Ultimately, the Carpathia Ascent is a beautiful art-deco inspired piece that harkens back to the watches that once stood on the wrists of our grandfathers while being luxurious enough for the modern man. It’s a versatile watch that can be as loud or a subdued as you choose it to be.

Final Thoughts

Personally, this size of the watch is something I wrestled with. Sometimes 42mm dress watches can teeter-totter on the edge of fashion watch territory and get overlooked by the so-called “watch snobs” of the world. Carpathia’s website states that they may introduce a 38mm in the future, and I would really like to see that one. It may even fix the issue I have with the date window, even though I feel like I would like it just as much if it wasn’t there. At the time of this writing, the watch was $525 on Kickstarter, and that is a stellar deal for a watch that could “almost” be COSC certified. Once the KS campaign ends, the retail price jumps to $1200. Since everyone’s tastes are different, I’d rather you be the judge here.

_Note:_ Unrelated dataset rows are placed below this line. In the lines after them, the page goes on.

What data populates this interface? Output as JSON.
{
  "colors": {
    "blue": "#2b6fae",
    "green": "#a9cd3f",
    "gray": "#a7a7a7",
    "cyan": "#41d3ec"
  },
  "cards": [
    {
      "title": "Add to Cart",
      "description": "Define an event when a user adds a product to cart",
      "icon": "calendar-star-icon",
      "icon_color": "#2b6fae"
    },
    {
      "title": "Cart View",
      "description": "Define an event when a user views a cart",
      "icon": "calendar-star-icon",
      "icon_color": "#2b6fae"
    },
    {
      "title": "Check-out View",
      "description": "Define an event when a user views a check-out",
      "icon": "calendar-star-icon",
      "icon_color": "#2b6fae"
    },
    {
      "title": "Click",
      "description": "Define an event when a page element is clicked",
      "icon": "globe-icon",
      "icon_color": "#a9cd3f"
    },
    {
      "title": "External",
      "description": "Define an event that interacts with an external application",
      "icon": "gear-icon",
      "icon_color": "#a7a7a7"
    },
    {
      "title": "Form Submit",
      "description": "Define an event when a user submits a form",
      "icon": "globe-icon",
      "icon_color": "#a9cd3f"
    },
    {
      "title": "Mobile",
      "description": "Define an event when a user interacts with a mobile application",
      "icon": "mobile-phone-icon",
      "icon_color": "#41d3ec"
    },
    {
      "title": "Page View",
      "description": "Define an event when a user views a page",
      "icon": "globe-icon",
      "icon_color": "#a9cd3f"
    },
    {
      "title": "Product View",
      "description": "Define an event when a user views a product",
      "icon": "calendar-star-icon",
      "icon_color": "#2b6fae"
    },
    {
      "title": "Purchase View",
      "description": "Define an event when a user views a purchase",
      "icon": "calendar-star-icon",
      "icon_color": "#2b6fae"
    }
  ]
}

That price puts it squarely into competition with brands like Longines, Tissot, and even Frederique Constant. All those brands offer ETA or Sellita power in smaller cases. That having been said, those brands aren’t doing anything to help an American family that has worked tirelessly for three years to bring you such a nice piece or rejuvenate any kind of watch related business here in the US. The Chicago metropolitan area was once the home of American watchmaking powerhouse, Elgin. Maybe now, thanks to the hard work and meticulous quality control of Mark and Helena Para, one of our greatest cities is rising from the ashes left behind by decades of mundane, throw-away quartz watches. We can all get behind that.

Editor’s Note: At the time of publishing this piece Carpathia’s Kickstart Campaign was successfully completed. The Carpathia Ascent however is still available for pre-order directly on the brand’s site for approx. $675 – $725 USD.